ATel #5183; K. Z. Stanek, B. J. Shappee, C. S. Kochanek, J. Jencson, U. Basu, J. F. Beacom (Ohio State), J. L. Prieto (Princeton), D. Szczygiel, G. Pojmanski (Warsaw University Observatory), M. Dubberley, M. Elphick, S. Foale, E. Hawkins, D. Mullens, W. Rosing, R. Ross, Z. Walker (Las Cumbres Observatory)
on 1 Jul 2013; 16:40 UT
Distributed as an Instant Email Notice Supernovae
Credential Certification: Krzysztof Stanek (stanek.32@osu.edu)

Subjects: Optical, Request for Observations, Supernovae

Referred to by ATel #: 5245

During the ongoing All Sky Automated Survey for SuperNovae (ASAS-SN or "Assassin"; ATel #5110, #5138, #5168, #5177, #5181), using data from the double 14-cm "Brutus" telescope in Haleakala, Hawaii, we discovered a new transient source, likely a supernova:

 
Object       RA (J2000)    DEC (J2000)     Disc. UT Date   Approx. Disc. V mag 
 
ASASSN-13aw  17:19:30.195 +47:42:06.50    2013 July 1.4    16.1 
No source is detected on 6/25 or in earlier images (V>17 mag), with detection in four images on 7/01 and possible detection on 6/28. See the ASAS-SN discovery images at this location, top left panel shows the reference image, top right shows the DSS image on the same angular scale, lower left is the non-detection on 06/25 and lower right is the detection image on 07/01 (both bottom images show image subtraction residuals).
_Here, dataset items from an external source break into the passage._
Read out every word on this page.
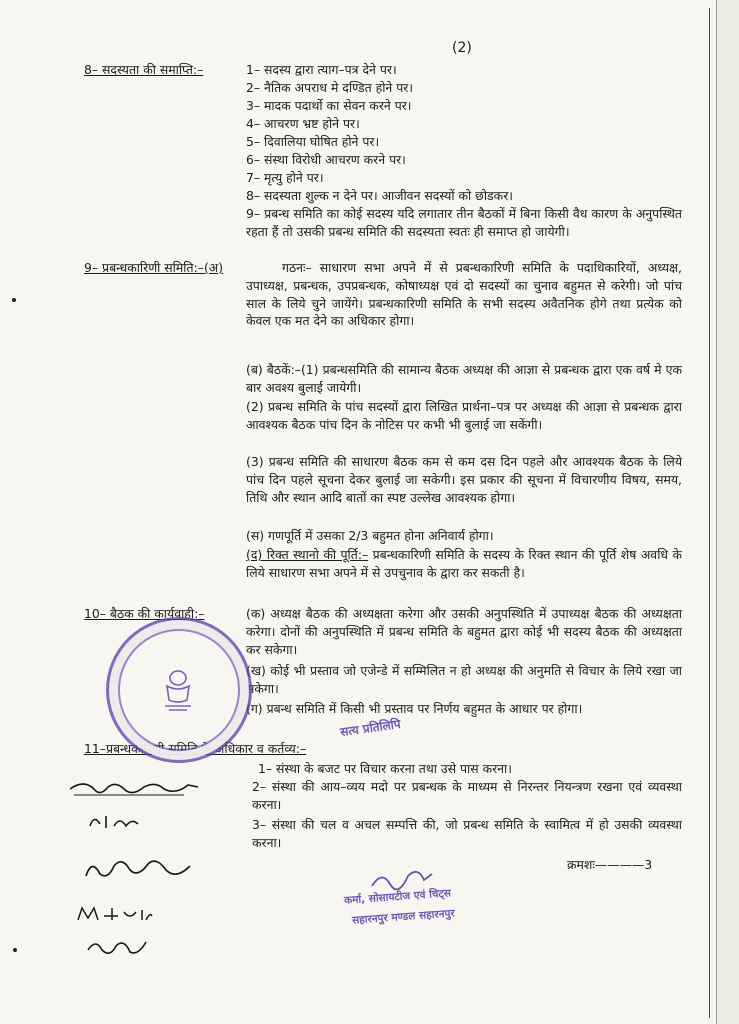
(2)
8– सदस्यता की समाप्ति:–	1– सदस्य द्वारा त्याग–पत्र देने पर।
2– नैतिक अपराध मे दण्डित होने पर।
3– मादक पदार्थो का सेवन करने पर।
4– आचरण भ्रष्ट होने पर।
5– दिवालिया घोषित होने पर।
6– संस्था विरोधी आचरण करने पर।
7– मृत्यु होने पर।
8– सदस्यता शुल्क न देने पर। आजीवन सदस्यों को छोडकर।
9– प्रबन्ध समिति का कोई सदस्य यदि लगातार तीन बैठकों में बिना किसी वैध कारण के अनुपस्थित रहता हैं तो उसकी प्रबन्ध समिति की सदस्यता स्वतः ही समाप्त हो जायेगी।
9– प्रबन्धकारिणी समिति:–(अ)	गठनः– साधारण सभा अपने में से प्रबन्धकारिणी समिति के पदाधिकारियों, अध्यक्ष, उपाध्यक्ष, प्रबन्धक, उपप्रबन्धक, कोषाध्यक्ष एवं दो सदस्यों का चुनाव बहुमत से करेगी। जो पांच साल के लिये चुने जायेंगे। प्रबन्धकारिणी समिति के सभी सदस्य अवैतनिक होगे तथा प्रत्येक को केवल एक मत देने का अधिकार होगा।
(ब) बैठकें:–(1) प्रबन्धसमिति की सामान्य बैठक अध्यक्ष की आज्ञा से प्रबन्धक द्वारा एक वर्ष मे एक बार अवश्य बुलाई जायेगी।
(2) प्रबन्ध समिति के पांच सदस्यों द्वारा लिखित प्रार्थना–पत्र पर अध्यक्ष की आज्ञा से प्रबन्धक द्वारा आवश्यक बैठक पांच दिन के नोटिस पर कभी भी बुलाई जा सकेंगी।
(3) प्रबन्ध समिति की साधारण बैठक कम से कम दस दिन पहले और आवश्यक बैठक के लिये पांच दिन पहले सूचना देकर बुलाई जा सकेगी। इस प्रकार की सूचना में विचारणीय विषय, समय, तिथि और स्थान आदि बातों का स्पष्ट उल्लेख आवश्यक होगा।
(स) गणपूर्ति में उसका 2/3 बहुमत होना अनिवार्य होगा।
(द) रिक्त स्थानो की पूर्ति:– प्रबन्धकारिणी समिति के सदस्य के रिक्त स्थान की पूर्ति शेष अवधि के लिये साधारण सभा अपने में से उपचुनाव के द्वारा कर सकती है।
10– बैठक की कार्यवाही:–	(क) अध्यक्ष बैठक की अध्यक्षता करेगा और उसकी अनुपस्थिति में उपाध्यक्ष बैठक की अध्यक्षता करेगा। दोनों की अनुपस्थिति में प्रबन्ध समिति के बहुमत द्वारा कोई भी सदस्य बैठक की अध्यक्षता कर सकेगा।
(ख) कोई भी प्रस्ताव जो एजेन्डे में सम्मिलित न हो अध्यक्ष की अनुमति से विचार के लिये रखा जा सकेगा।
(ग) प्रबन्ध समिति में किसी भी प्रस्ताव पर निर्णय बहुमत के आधार पर होगा।
11–प्रबन्धकारिणी समिति के अधिकार व कर्तव्य:–
1– संस्था के बजट पर विचार करना तथा उसे पास करना।
2– संस्था की आय–व्यय मदो पर प्रबन्धक के माध्यम से निरन्तर नियन्त्रण रखना एवं व्यवस्था करना।
3– संस्था की चल व अचल सम्पत्ति की, जो प्रबन्ध समिति के स्वामित्व में हो उसकी व्यवस्था करना।
क्रमशः————3
सत्य प्रतिलिपि
कर्मा, सोसायटीज एवं चिट्स
सहारनपुर मण्डल सहारनपुर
Circle with the 15" radius has the same position in all images.

The new source is approximately 2.5" South and 9" West of the z=0.016835 spiral galaxy PGC 060077, giving it an absolute magnitude of approximately -18.4 (m-M=34.4, A_V=0.07, Schlafly & Finkbeiner 2011) and an offset from the galaxy of approximately 3.5 kpc for a distance of 75 Mpc. Follow-up observations are planned and encouraged.